Perception and Intercultural Consciousness: Developing an Eye for Otherness

To have an eye for something is to be “particularly perceptive or discriminating in a certain discipline or activity….” Having an eye for otherness is being particularly perceptive about the how we create otherness in the construction of ourselves, and how we then relate to that necessary distinction. This course will define the theory and practice of intercultural communication in a way that is inclusive of all the dynamic forms of cultural diversity. And then it will show how perceiving otherness is the key to developing intercultural consciousness – the proper goal of all intercultural/DEI education and training.

This is the core course of the IDRAcademy curriculum.
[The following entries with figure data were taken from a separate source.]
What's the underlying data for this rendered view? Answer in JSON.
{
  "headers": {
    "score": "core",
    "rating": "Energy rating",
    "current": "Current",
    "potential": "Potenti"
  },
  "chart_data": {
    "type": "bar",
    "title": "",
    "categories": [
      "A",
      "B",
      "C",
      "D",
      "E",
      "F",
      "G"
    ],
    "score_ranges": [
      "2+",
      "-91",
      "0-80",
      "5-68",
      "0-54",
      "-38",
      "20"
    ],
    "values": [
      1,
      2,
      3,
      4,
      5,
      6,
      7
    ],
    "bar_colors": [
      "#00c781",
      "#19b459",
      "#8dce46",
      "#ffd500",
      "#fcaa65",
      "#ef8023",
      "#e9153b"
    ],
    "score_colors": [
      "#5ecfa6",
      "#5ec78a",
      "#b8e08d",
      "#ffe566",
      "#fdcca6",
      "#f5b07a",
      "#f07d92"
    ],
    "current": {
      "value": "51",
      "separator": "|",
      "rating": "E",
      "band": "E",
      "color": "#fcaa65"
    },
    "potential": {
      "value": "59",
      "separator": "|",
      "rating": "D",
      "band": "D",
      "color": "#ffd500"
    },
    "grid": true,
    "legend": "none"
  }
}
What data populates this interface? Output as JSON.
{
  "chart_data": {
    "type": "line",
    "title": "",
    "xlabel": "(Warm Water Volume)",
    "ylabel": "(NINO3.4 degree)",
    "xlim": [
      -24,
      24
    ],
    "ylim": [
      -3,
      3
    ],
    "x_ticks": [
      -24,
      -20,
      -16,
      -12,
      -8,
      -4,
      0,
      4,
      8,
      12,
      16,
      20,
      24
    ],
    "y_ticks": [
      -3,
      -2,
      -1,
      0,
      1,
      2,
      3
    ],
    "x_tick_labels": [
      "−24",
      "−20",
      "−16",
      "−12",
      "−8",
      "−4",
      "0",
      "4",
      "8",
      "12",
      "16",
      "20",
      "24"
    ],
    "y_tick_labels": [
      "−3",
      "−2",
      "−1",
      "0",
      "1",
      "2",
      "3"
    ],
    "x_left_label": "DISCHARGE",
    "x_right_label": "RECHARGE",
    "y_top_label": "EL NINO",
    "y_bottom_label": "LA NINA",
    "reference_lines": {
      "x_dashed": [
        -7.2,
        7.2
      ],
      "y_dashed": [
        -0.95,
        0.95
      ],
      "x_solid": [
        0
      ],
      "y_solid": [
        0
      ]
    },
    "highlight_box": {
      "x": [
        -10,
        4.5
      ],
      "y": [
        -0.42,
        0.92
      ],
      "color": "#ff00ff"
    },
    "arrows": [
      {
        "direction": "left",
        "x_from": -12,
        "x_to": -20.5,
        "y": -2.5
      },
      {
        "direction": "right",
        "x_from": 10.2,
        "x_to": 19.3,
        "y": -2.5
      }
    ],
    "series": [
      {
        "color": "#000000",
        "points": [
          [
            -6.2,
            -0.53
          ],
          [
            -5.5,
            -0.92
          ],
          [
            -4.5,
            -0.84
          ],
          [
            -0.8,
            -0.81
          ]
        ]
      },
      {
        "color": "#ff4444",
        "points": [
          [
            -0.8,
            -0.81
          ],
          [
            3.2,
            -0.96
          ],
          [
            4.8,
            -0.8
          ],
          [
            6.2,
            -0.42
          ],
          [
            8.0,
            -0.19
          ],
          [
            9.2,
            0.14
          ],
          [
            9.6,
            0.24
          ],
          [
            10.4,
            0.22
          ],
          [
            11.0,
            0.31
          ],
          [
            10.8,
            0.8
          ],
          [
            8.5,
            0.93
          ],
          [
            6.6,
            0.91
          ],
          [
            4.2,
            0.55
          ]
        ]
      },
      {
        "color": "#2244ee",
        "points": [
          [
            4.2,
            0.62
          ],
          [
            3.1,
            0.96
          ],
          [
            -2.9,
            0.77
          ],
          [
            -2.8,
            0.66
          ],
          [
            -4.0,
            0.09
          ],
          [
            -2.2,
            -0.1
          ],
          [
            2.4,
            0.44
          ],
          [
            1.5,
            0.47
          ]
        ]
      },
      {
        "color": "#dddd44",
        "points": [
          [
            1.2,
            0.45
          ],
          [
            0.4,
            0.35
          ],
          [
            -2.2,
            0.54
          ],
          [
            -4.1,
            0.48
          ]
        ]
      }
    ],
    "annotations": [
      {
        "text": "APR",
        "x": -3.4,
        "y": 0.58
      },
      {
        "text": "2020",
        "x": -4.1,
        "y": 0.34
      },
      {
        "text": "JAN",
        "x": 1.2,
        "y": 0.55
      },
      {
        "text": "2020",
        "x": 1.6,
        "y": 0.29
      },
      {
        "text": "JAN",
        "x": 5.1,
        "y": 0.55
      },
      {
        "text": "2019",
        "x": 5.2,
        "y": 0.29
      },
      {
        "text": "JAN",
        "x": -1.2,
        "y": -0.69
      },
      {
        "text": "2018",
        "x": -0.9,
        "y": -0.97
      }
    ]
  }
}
This course, or an equivalent course taught by Dr. Bennett elsewhere, is a prerequisite for most other IDRAcademy courses.

Learning Objectives

  • Learn a brief history of traditional and scientific knowledge paradigms, enabling an understanding of both the lure of current approaches to “otherness” and the necessity of using a new paradigm to address that issue in the future.
  • Recognize how perceptual constructivism addresses the limitations of traditional psychological and pedagogical models of intercultural competence
  • Explore how intercultural consciousness guides action toward inclusion, equity, and social justice.
  • Understand how changes in the perception of otherness fuel movement through the Developmental Model of Intercultural Sensitivity
  • Learn the three principles of constructivist-based intercultural education and how they translate into specific training topics and methods
  • Identify appropriate methods of assessment of constructivist intercultural training

 

Description

Most approaches to intercultural development have emerged from a post-modern, or relativist paradigm. In addition to making the crucial assumption of cultural relativity, a post-modern paradigm rejects claims of objectivity and criticizes the use of power in the service of dominant worldviews. Now, in an ironic turn of events, some wielders of dominant power are using post-modernism to justify “alternative facts” and the violent imposition of them on others.

To avoid enabling this abuse of relativism and to adapt to current social conditions, intercultural education and training needs to adopt a more constructivist set of assumptions. For instance, culture should not be considered as something people have, but as something people do. Intercultural communication should not be about understanding difference so much as creating new forms of meaning. And intercultural competence should not be a set of traits; it should be the exercise of a particular form of consciousness.

This course will present a coherent set of assumptions and techniques that underlie a consciousness that is suited to living with otherness in multicultural societies, and it will show how constructivist intercultural education and training can generate and intentional evolution towards that consciousness in both academic and organizational contexts.

Intended for:

Intercultural educators and trainers (including those who already use the IDI or other DMIS-based measurements); administrators of intercultural development and DEI programs in educational, corporate, and agency contexts; and others who want to add broad-application intercultural development to their personal and professional repertoire.

 

Venue & Cost

The course will be held at IDRInstitute office in Milan, Viale Zara 58.  Cost is € 1200 (10% discounts for SIETAR, IAIR, FORUMEA, IAIE, and AFS members OR 15% discount for taking also the Embodied Culture: Discovering the Feeling of Self and Other in Cultural Context). Cost will include materials, coffe breaks, lunch each full day and one group dinner. Course begins at 9 am on Wednesday, May 3rd and ends on Friday, May 5th at 5 pm (3 full days). For this course we recommend arriving the day before and leaving the day after the course.

Faculty

Dr. Milton Bennett is a senior faculty member of IDRAcademy and an adjunct member of the Faculty of Sociology at University of Milano Bicocca. During nearly two decades at the University of Minnesota Minneapolis and Portland State University, he facilitated and administered the “Intercultural Communication Workshop” (ICW), which is one of the first, most sophisticated, and most validated intercultural training programs in the field. His well-known constructivist model of intercultural development (DMIS) is partially derived from the ICW experience, and it continues to inform training design and assessment to this day. In the following two decades Dr. Bennett designed and conducted intercultural training for global business and international/multicultural education in the USA, Western and Central Europe, and Asia. He has been on the executive development faculties of the Stockholm School of Business, Tuck/Dartmouth School of Business, Motorola University, Boeing Leadership Center, Eni University, and currently, the Global Leadership Program.

In addition to his updated text, Basic Concepts of Intercultural Communication: Paradigms, Principles, & Practices (Intercultural Press), Dr. Bennett has contributed several articles to The Handbook of Intercultural Training, 3rd Edition (Sage) and 4th Edition (Cambridge), Multicultural America (Sage), The International Encyclopedia of Intercultural Communication (Wiley), and the Cambridge Handbook of Intercultural Communication. He also has recently authored chapters on the topics of Hate (The Psychology of Hate Crimes and Domestic Terrorism: Praeger) and Suppression of Consciousness (Indoctrination to Hate: Praeger). His educational background includes studies in physics and literature for a BA from Stanford University, an MA in psycholinguistics from San Francisco State University, and a Ph.D. in Intercultural Communication and Sociology from the University of Minnesota, Minneapolis.